先抛几个简单问题,1问, 4个topic,每个topic 5个分区,问并行度10 ,这个并行度是怎么划分这些topic 分区的。2问,topic 分区 动态更新怎么做的。3问,就1问中的tm 是怎么产生的?

省流版,先总结。Flink 中kafka 作为Source源头,首先会开始一个SourceCoordinator来与Kafka联系获取所有topic分区,同时兼顾新增tp(topic parition)的检测,在根据并行度,根据一个规则(等下用源码展示这个规则)来切分tp,然后,Flink 在并行度work中会开启SourceOperator,并向SourceCoordinator发送注册请求,要求获取split tp,用来后续的消费kafka数据。其中会创建KafkaSourceReader,该对象主要是用来创建KafkaPartitionSplitReader,以及SplitState的管理。而KafkaPartitionSplitReader就是最实际用来与Kafka建立consumer来消费数据的。

先贴上规则,见以下代码,可以明显看出,同一个topic,同属于一个startIndex,但是会根据不同的partion,又被切分到不同的地方。
那就可以回答问题1,同一个topic的5个分区要平分到并行度为10的work内,如果,该topic的startIndex=0;那么这5个分区依次分到0、1、2、3、4 的work上,进行数据获取。所以,这个并不会存在一个KafkaConsumer 消费 同一个topic的5个分区,但是有可能存在 一个KafkaConsumer 消费不同topic的不同分区,因为startIndex是不定的,partion会重叠划分到相同work上。如果,并行度<5,才会出现同一个KafkaConsumer 消费同一个topic的不同分区。这里有个前提是不同的work 代表不同的KafkaConsumer,这是肯定的,因为不同的work,就意味的并行度。

static int getSplitOwner(TopicPartition tp, int numReaders) {
        int startIndex = ((tp.topic().hashCode() * 31) & 0x7FFFFFFF) % numReaders;

        // here, the assumption is that the id of Kafka partitions are always ascending
        // starting from 0, and therefore can be used directly as the offset clockwise from the
        // start index
        return (startIndex + tp.partition()) % numReaders;
    }

接着回答问题二,新的分区等 动态更新是从哪里来,从SourceCoordinator来,这才是大脑。
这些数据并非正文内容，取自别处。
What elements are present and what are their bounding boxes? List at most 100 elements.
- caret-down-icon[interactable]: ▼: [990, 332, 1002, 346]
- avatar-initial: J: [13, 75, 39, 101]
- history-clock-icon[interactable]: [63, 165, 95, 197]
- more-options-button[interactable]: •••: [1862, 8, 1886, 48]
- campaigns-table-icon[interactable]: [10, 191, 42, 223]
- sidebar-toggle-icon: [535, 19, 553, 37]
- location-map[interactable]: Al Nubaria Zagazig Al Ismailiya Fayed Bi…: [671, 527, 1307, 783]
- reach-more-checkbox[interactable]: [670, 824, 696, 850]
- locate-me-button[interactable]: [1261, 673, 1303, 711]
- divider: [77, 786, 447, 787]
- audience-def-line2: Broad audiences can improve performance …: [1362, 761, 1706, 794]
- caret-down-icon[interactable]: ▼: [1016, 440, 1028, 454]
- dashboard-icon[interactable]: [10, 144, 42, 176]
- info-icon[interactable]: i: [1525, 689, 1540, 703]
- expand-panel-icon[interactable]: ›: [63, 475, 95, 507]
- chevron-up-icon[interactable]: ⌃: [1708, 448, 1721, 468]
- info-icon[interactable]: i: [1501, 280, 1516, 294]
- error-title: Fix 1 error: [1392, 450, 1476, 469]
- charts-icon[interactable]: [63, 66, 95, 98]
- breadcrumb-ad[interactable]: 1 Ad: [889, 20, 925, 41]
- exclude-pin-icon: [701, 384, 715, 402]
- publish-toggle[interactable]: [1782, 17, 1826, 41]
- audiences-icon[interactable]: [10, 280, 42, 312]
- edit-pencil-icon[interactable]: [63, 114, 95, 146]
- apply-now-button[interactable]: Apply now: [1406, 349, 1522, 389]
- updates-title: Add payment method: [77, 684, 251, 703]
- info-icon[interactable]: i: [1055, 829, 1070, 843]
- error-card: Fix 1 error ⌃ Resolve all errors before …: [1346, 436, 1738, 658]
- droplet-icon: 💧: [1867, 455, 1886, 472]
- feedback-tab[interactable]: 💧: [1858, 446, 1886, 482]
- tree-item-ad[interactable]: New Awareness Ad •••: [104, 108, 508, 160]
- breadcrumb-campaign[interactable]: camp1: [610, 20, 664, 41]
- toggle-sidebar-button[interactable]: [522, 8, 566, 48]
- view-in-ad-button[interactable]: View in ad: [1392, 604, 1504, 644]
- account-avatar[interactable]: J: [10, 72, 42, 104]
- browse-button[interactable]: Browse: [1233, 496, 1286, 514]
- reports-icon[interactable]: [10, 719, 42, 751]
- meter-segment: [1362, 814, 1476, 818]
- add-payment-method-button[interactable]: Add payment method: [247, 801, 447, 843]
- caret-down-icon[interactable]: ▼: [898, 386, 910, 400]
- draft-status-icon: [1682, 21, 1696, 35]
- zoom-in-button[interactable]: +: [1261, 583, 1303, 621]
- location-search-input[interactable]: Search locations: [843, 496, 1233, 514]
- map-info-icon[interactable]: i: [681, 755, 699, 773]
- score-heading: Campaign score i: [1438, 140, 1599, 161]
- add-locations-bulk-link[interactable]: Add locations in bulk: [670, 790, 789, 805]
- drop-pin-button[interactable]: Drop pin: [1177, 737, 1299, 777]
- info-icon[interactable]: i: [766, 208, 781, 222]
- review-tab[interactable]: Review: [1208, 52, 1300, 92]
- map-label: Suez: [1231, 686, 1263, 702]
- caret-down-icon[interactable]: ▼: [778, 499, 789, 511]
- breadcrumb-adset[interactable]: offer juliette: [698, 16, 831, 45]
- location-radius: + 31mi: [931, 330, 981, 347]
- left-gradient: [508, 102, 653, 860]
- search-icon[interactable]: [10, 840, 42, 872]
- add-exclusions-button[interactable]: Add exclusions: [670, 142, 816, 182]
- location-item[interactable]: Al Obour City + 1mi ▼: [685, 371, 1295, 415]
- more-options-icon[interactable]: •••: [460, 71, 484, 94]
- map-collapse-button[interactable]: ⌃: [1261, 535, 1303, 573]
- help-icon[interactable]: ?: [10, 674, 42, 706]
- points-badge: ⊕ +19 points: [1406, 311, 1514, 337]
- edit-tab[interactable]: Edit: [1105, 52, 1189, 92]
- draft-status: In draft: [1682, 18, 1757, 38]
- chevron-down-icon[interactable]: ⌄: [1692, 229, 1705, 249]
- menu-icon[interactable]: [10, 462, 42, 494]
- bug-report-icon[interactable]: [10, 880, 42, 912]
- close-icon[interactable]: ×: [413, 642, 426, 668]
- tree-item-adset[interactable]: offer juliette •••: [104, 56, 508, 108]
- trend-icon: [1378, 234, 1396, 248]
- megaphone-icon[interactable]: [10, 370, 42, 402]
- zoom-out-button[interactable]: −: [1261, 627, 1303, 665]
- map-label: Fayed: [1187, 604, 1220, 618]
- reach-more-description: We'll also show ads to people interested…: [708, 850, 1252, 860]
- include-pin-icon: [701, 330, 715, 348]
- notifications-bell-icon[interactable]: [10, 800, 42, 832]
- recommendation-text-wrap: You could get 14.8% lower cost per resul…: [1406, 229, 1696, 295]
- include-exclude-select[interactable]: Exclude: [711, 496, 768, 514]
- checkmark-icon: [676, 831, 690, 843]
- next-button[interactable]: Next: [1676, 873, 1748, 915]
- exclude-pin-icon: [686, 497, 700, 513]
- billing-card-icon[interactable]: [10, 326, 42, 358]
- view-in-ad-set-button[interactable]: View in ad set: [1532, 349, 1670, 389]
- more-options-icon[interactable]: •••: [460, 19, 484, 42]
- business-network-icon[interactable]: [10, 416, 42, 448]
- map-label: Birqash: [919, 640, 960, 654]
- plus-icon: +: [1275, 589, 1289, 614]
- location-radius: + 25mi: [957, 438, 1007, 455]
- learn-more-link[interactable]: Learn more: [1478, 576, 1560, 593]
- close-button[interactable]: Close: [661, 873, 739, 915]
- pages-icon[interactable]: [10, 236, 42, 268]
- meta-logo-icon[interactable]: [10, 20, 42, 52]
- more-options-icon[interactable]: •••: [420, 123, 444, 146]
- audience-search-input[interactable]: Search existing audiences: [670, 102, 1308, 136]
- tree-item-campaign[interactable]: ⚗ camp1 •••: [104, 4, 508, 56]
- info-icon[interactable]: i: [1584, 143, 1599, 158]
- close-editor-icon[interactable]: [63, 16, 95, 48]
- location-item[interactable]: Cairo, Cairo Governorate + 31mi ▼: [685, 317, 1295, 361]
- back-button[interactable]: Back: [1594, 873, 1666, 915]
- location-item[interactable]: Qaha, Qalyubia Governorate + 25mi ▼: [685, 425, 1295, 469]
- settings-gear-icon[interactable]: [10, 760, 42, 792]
当然也是需要work 做协同配合的工作。
从代码中就可以看出partitionDiscoveryIntervalMs,这个参数,就是如果其>0,那就定时和kafka 联系看看是否有新增partition 等。

public void start() {
        consumer = getKafkaConsumer();
        adminClient = getKafkaAdminClient();
        if (partitionDiscoveryIntervalMs > 0) {
            LOG.info(
                    "Starting the KafkaSourceEnumerator for consumer group {} "
                            + "with partition discovery interval of {} ms.",
                    consumerGroupId,
                    partitionDiscoveryIntervalMs);
                    //关键在这里,如果partitionDiscoveryIntervalMs>0,这里就是一个定时服务了。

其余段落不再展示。